Ford, dopo aver ceduto Volvo, Jaguar, Land Rover, Mazda ed Aston  Martin, ha intenzione di produrre 2 milioni di auto all’anno con la piattaforma C globale per puntare nel 2020 ad appena 9 piattaforme sfruttando l’alleanza con Psa (motori diesel). Infine Renault-Nissan, una forte alleanza questa per entrambi i brand che confermeranno anche nel 2020 le attuali 27 piattaforme fra le quali spiccano quelle del segmento A di origine Renault-Mercedes, quelle del segmento B-MO di origine Renault e quelle C-D by Nissan mentre vanno evidenziate le collaborazioni con Mercedes (small e propulsori) e con General Motors (commerciali). Carlos Ghosn, numero uno del Gruppo franco-giapponese, nel sottolineare l’attivismo di Nissan che sostiene i conti di Renault, ha annunciato recentemente l’arrivo di una novità ogni  sei settimane.
La Volvo XC40 verrà costruita utilizzando la nuova piattaforma CMA, messa a punto dalla casa svedese insieme alla cinese Geely. Quest’ultima, nei prossimi anni, userà la stessa piattaforma per le vetture del suo nuovo brand, ribattezzato Lynk&Co. Sarà un anno piuttosto intenso per la Volvo: il lancio della XC40 seguirà quello di un altro modello fondamentale in termini numerici, la nuova XC60, altro Suv ma questa volta di dimensioni più generose. Senza dimenticare le nuove 60, berlina e station wagon che arriveranno subito dopo. Il prossimo step di Microsoft nel segmento dell’automobile non sarà un’auto a guida autonoma. Infatti, al CES 2017 di Las Vegas, la casa di Redmond ha presentato la “Connected Vehicle Platform”, piattaforma cloud attraverso la quale l’azienda spera di fornire una suite completa di servizi cloud based che le case automobilistiche potranno utilizzare per migliorare i servizi dei loro veicoli connessi.

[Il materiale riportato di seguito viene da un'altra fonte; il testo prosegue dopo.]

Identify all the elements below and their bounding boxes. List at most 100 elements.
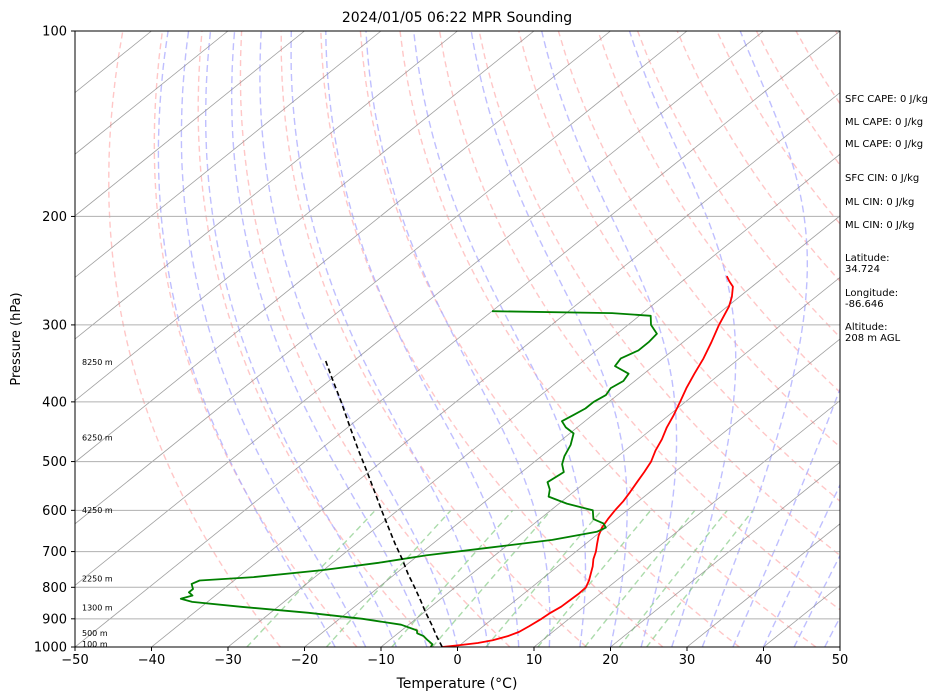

Una piattaforma che sulla carta sarà in grado di gestire tutto, dalla manutenzione predittiva alla produttività nell’auto passando per la navigazione avanzata. Peggy Johnson, EVP for Business Development di Microsoft, ha sottolineato che si tratta di una piattaforma digitale in divenire che come baricentro utilizza i servizi cloud. Realizzata partendo dalla piattaforma di Azure, la piattaforma sarà disponibile in anteprima pubblica entro la fine dell’anno e potrà consentire effettivamente di portare alcuni prodotti di Microsoft come Cortana, Office 365 e Skype per Business, all’interno dei veicoli di produzione. Grazie al cloud e ai sensori delle auto connesse, la piattaforma potrà sapere che la persona deve recarsi ad un appuntamento di lavoro proponendo, così, automaticamente il migliore tragitto da effettuare. Nissan sarà la prima ad integrare questa piattaforma all’interno dei suoi modelli per parcheggio automatico e sistemi di  guida autonoma. Secondo Microsoft, Bmw, Toyota e Volvo vorrebbero utilizzare questa piattaforma all’interno dei loro veicoli connessi.
Aveva proprio ragione l’ing. Dante Giacosa, uno dei maggiori tecnici mondiali dell’automobile, responsabile della progettazione Fiat dal 1946 al 1970, il papà di modelli famosi, tra cui la 1400, la 1100,  la 600, la 124, le 1300/1500, l’Autobianchi Primula, quando in una conferenza stampa nel dicembre 1982 ammise che “…a decidere del futuro dell’auto sono gli uomini del marketing e dei servizi commerciali”.